C’est toujours un sujet délicat à traiter que celui des apparitions. Il se prête à tant d’illusions. Il ne faut donc pas s’étonner de voir les esprits d’abord rétifs sur ce point. Le P. Cholenec qui nous en raconte quelques-unes, avait parfaitement saisi cette difficulté. Il s’en exprime avec beaucoup d’à-propos au début de son troisième livre. Il vient de dire un mot des apparitions et des miracles de Catherine ; il continue en ces termes :

« Pour ce qui regarde le premier de ces deux points (apparitions), j’avoue que j’ai de la peine à me déterminer à en parler, parce qu’il n’y a que trop de gens dans le monde qui font profession de ne rien croire, surtout en ces sortes de matières, et qui n’entendent pas plutôt parler d’apparitions qu’ils s’inscrivent en faux contre, et veulent faire passer toutes sortes de révélations pour autant d’illusions et de chimères, parce qu’effectivement il s’en est trouvé quelquefois qui avaient plus d’apparence que de vérité, et qu’ils s’imagineront bien plus facilement touchant une pauvre sauvagesse, comme si la main de Dieu était raccourcie, et qu’il ne fût pas le maître des grâces pour les faire à qui il lui plaît.

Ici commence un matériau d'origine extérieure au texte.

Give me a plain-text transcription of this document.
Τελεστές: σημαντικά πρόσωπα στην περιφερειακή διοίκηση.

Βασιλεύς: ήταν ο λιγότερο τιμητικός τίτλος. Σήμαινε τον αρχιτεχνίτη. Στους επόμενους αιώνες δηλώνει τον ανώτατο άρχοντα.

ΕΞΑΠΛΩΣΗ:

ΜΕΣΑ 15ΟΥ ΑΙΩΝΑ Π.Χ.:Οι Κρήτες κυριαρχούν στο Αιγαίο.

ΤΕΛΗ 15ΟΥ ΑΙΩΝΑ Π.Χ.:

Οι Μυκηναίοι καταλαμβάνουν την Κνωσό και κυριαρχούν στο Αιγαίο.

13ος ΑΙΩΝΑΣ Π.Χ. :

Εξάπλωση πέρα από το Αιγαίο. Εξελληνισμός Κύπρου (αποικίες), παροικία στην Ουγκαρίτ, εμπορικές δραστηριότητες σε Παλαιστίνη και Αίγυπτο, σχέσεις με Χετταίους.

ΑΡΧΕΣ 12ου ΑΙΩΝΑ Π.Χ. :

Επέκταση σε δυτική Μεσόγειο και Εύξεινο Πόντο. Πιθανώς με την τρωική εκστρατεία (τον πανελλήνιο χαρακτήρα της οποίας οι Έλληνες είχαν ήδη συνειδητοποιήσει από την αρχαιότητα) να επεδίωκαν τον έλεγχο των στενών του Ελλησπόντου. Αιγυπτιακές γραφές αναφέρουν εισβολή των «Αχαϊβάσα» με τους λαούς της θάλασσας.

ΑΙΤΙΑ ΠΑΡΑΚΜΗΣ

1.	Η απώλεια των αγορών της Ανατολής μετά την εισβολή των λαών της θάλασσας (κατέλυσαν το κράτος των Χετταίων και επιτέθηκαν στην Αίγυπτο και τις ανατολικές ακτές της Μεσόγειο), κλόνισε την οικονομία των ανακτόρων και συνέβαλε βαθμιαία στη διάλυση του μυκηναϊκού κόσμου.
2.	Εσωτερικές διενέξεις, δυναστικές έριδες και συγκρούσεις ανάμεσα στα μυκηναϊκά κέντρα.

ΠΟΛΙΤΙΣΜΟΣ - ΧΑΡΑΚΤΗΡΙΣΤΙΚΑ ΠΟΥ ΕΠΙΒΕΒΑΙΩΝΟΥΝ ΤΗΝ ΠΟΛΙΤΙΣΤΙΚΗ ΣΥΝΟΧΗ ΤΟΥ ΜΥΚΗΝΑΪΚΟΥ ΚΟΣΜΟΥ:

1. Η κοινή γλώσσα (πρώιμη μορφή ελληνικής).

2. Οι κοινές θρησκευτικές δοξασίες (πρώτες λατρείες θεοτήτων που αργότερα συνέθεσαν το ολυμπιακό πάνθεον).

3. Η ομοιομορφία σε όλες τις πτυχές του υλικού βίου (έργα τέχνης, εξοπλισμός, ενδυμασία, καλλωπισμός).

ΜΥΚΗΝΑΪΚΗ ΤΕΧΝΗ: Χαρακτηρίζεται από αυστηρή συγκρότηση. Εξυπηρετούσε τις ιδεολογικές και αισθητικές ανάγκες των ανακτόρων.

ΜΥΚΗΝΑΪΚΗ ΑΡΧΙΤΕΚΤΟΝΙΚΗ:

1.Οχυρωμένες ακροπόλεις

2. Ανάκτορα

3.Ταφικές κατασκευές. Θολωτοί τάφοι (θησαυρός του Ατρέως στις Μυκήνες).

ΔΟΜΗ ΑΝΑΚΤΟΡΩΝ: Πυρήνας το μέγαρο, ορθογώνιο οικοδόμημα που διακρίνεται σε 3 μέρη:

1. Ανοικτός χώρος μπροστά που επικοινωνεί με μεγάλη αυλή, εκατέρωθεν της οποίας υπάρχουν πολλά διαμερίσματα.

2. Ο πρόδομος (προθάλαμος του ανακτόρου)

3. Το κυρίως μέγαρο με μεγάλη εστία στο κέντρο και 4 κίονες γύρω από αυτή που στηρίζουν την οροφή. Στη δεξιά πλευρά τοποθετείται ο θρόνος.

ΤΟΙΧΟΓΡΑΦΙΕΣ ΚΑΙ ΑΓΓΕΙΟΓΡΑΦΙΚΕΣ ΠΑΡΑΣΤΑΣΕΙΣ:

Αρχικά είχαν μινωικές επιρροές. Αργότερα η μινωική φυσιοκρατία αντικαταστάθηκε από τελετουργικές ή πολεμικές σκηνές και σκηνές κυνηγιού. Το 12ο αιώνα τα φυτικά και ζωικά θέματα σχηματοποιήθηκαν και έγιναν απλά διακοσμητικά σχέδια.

« Mais celles dont il s’agit ici sont si considérables et si bien circonstanciées, que je ne vois pas qu’on puisse raisonnablement les révoquer en doute.

« Au reste, que les incrédules demeurent toujours incrédules, Dieu n’en sera pas moins glorifié dans sa servante ; et les gens de bien y trouveront de nombreux motifs de l’aimer et de le bénir, voyant qu’il est si libéral à récompenser les services qu’on lui rend, jusque dans les pauvres sauvages. »

La première apparition de Catherine Tekakwitha fut accordée au P. Chauchetière. Le P. Cholenec ne le nomme pas, parce que, au moment où il écrivait, le Père ainsi favorisé, vivait encore. Il se contente de l’expression : « Une personne de vertu, digne de foi. » Le P. Chauchetière lui-même fait allusion à ce prodige en deux endroits de ses écrits.

Donc, le sixième jour après la mort de Catherine, qui était le lundi de Pâques, sur les quatre heures du matin, le Père étant en oraison, elle lui apparut toute environnée de gloire, avec un port plein de majesté, le visage rayonnant, les yeux levés au ciel comme en extase. À sa droite se voyait une église renversée, à sa gauche un sauvage attaché à un poteau et brûlé vif. Cette merveilleuse vision dura deux heures. Le missionnaire eut tout le loisir de la contempler avec une joie incroyable, sans oser apparemment proférer un seul mot. Il put aussi se demander à l’aise ce que pouvaient bien signifier l’église et le sauvage.

L’avenir se chargea d’expliquer le mystère. En 1683, trois ans après l’apparition, un épouvantable ouragan s’abattit sur le village ; de mémoire d’homme on n’avait jamais rien vu de semblable. La violence du vent était telle que l’église, longue de soixante pieds et solidement faite de fortes pièces sur pièces, fut saisie par un angle, soulevée et renversée sur l’angle opposé. Deux Pères logeaient en ce moment au-dessus de l’église, un autre tenait la corde pour sonner la cloche, lorsqu’ils furent tous trois enlevés en l’air avec les pièces et précipités sous les débris. On les croyait écrasés, blessés à mort. Ils en furent quittes pour quelques légères contusions. Leur première pensée fut d’attribuer aux prières de Catherine le bienfait de leur préservation.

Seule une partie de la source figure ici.